The new mission statement by the World Chiropractic Alliance puts an emphasis on humanitarian work around the world, re-dedicating itself to “ Develop, promote and support humanitarian programs that reach out to populations that, due to geographic or economic factors, cannot access chiropractic care,”
We’re obviously not the only ones recognizing the desperate need for chiropractic care as well as basic health care, food, water, clothing and shelter. That’s why the chiropractic profession continues to have a strong presence in Haiti, redoubling its humanitarian and relief efforts in the wake of the January 12, 2010 earthquake that left some 300,000 people dead and more than 1.5 million homeless.
Around the world, chiropractors have demonstrated compassion and generosity in a wide variety of ways, from fundraising by individual practices to ambitious on-site mission work.
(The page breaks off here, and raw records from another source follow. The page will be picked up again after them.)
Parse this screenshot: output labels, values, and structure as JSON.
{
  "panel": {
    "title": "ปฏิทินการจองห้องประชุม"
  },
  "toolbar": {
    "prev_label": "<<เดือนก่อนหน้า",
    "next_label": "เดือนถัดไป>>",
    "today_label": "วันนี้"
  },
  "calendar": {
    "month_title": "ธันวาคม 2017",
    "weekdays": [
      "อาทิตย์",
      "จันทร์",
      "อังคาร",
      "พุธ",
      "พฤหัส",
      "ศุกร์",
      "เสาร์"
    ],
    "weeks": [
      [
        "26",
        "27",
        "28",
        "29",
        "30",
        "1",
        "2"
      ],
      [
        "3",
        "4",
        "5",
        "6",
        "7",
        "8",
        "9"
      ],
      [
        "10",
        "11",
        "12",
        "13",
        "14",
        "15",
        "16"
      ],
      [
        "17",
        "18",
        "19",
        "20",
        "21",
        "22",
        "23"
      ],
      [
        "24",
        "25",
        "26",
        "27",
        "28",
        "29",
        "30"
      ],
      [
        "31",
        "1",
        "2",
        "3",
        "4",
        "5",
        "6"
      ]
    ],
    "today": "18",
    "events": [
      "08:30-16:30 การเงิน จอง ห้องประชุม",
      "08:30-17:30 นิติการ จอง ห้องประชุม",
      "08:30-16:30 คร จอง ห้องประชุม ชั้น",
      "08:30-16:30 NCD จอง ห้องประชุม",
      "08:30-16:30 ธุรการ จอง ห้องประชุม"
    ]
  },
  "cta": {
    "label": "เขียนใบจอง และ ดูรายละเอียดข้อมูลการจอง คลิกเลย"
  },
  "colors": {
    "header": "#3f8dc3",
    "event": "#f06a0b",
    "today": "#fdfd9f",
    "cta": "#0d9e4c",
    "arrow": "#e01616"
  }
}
Among a few of the many efforts:
Mission Chiropractic—Peter Morgan, DC, reports that the humanitarian group has already made four trips to Haiti this year. They returned just days after the earthquake and helped install water purification units to bring fresh water to a small village that was nearly totally destroyed in the disaster. They continue to provide chiropractic care at the Mission Chiropractic Clinic in Port Au Prince, are rebuilding a school and church, building a homeless shelter, and continue to distribute water and food. “The people in this community begged us to not forget them. We will not,” pledged Dr. Morgan. The group is the process of helping to open a chiropractic-based orphanage called Organisation Des Families Pour La Croissance Des Enfants Demunis: Mission Pour La Vie Internacionale. (Mission Life International: Family Organization for Orphaned Children). For more information, visit www.mission-chiropractic.com.
Heather Jones, DC—When ChiroMission put together a team of 36 chiropractors to provide chiropractic adjustments to anyone in Haiti who needed them (including medical doctors and nurses who were there as part of other relief efforts), Canadian chiropractor Heather Jones, DC, didn’t hesitate. “I was amazed at how everyone worked together to help each other,” she told her local newspaper, which ran a feature on her experience. “I will never forget the children. Even with these tough conditions, there was joy in their eyes. All they wanted was to hold my hand and to hug me.” The team also brought donations of food, clothing and other much needed supplies.
Rennie Statler, DC—This Danbury, Conn., chiropractor received an e-mail asking him to help out on a Stepping Stones mission trip to Haiti shortly after the earthquake. Within 45 minutes, he had made plane reservations and arranged for another doctor to cover his office. In addition to distributing rice and water in Port-au-Prince, the team set up adjusting tables and was immediately surrounded by a crowd of some 300 people wanting the healing only DCs can give.
The Martineau Chiropractic Clinics—In England, the Devon-based clinics held a raffle to raise funds for the Haitian victims, giving away prizes such as a free chiropractic session, a massage and even Pilates instruction. Plus, they matched all the money raised by the raffle!
Cheryl van der Mark, DC—The Ontario, Canada doctor sold her practice to devote herself full time to work in Haiti, where she has been living for the past two years. After surviving the quake, she decided to accept an offer to manage the Mission of Hope Haiti health care facilities. Now, she oversees an outpatient clinic staffed by Haitians, orthopedic surgery, prosthetics laboratory, and an in-patient ward—not to mention working to build a new hospital! An article in the Oakville Beaver newspaper noted that, in addition to all this, she also provides chiropractic care to Haitians and North American doctors working in Haiti. “I’m doing a lot of hands on and a lot of administration at the same time,” she stated in the article. “There’s no set hours. We’re working pretty much round the clock and on weekends as well. We live on the compound where the clinic is, so working has been improvised.”
Tzu Chi International—The Buddhist Compassion Relief Tzu Chi Foundation continues to provide health care to Haitian survivors. Unlike many medical organizations, Tzu Chi provides a wide variety of health services, including oriental medicine, dental services, and chiropractic care. So far, since the earthquake, volunteers have made 13 trips to Haiti, most recently providing school supplies to children along with health care.
Shannon Johnson, DC—Dr. Johnson left his Greenup, Ky., practice for more than a week to work with Angel Missions Haiti, a non-profit medical and education group. As he told local reporters at WOWK-TV, “They were just in so much pain and hurt and there’s no help. I felt I needed to go and I spoke to my wife and asked if she cared if I volunteered and she said no, you need to go.”
Elliott Chiropractic Center—The Canonsburg, Penn., practice sponsored a four-mile relief walk, where participants paid $10 to participate. All proceeds went to benefit the earthquake victims in Haiti. In addition to the walk, Elliott offered free services to new patients who donate $20 to the relief effort.
The list goes on and on
“The World Chiropractic Alliance applauds these efforts and encourages all DCs to look for opportunities to help whenever a crisis hits, whether it’s in their hometown or across the globe,” said Terry A. Rondberg, DC, founder and president of the World Chiropractic Alliance.